Additive manufacturing (3D printing) has facilitated the creation of complex structures, including lattices with diverse build angles. Since lattices often face quasi-static and cyclic loads, understanding material properties across a wide range of printing angles, post-processing conditions, and loading scenarios is crucial. This study explores the effects of building orientations beyond conventional 0, 45, and 90 degrees on the mechanical properties of 316 L steel, produced by laser powder bed fusion. Quasi-static and cyclic tensile tests were performed to evaluate mechanical behavior in as-built and heat-treated conditions, followed by predictive model development.
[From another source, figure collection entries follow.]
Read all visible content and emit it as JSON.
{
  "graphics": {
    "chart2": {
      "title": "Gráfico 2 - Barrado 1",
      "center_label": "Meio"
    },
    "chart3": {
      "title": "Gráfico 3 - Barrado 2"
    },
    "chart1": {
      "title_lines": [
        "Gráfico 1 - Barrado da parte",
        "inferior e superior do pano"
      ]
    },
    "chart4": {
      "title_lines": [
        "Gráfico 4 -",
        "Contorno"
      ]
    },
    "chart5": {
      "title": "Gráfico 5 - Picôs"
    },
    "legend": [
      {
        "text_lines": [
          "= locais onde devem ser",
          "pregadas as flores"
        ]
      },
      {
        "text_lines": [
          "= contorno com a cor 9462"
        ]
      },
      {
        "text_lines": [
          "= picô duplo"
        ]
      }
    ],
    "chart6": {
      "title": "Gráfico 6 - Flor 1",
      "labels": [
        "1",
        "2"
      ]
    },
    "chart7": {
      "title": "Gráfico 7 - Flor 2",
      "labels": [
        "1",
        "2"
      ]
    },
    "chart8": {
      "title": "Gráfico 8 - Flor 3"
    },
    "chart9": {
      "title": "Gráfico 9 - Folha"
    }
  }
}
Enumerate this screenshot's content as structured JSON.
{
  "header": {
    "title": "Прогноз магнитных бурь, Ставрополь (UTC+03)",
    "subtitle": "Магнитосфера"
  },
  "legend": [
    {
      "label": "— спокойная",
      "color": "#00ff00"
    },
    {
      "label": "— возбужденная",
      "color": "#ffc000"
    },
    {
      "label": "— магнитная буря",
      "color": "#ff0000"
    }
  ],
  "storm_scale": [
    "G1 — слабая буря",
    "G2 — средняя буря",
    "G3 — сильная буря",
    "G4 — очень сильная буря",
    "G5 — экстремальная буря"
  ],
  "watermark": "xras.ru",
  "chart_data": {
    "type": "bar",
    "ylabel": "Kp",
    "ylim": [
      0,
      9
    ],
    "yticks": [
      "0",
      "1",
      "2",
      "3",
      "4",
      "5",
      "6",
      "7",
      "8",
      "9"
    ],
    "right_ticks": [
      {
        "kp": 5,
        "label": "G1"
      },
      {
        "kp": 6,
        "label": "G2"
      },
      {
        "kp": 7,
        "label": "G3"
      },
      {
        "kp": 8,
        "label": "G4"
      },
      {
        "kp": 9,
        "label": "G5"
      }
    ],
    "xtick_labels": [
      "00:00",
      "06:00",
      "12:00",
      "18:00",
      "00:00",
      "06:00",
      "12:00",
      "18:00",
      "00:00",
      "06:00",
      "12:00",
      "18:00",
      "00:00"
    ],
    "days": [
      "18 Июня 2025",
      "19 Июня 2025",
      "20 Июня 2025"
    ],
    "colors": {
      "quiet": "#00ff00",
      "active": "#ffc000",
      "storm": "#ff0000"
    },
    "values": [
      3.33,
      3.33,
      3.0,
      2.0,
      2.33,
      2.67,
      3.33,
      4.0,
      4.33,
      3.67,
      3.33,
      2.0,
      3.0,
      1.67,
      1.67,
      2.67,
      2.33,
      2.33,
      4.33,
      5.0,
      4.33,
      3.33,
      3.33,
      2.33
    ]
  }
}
The ultimate strength showed a modest variation of 7% in the as-built condition, while the heat-treated state exhibited a greater variation of 13%. Fatigue tests indicated minor differences between conditions in the low-cycle region but larger gaps in the high-cycle region, where heat-treated samples generally showed superior performance. Inclination angle had a greater effect on fatigue life in the as-built state, with horizontal part orientations outperforming vertical ones. The predictive model demonstrated robust reliability, with nearly 90% of data within an accepted scatter factor of less than three. Requiring minimal experimental data (two fatigue curves per condition), the model is valuable for forecasting fatigue behavior in complex lattice structures.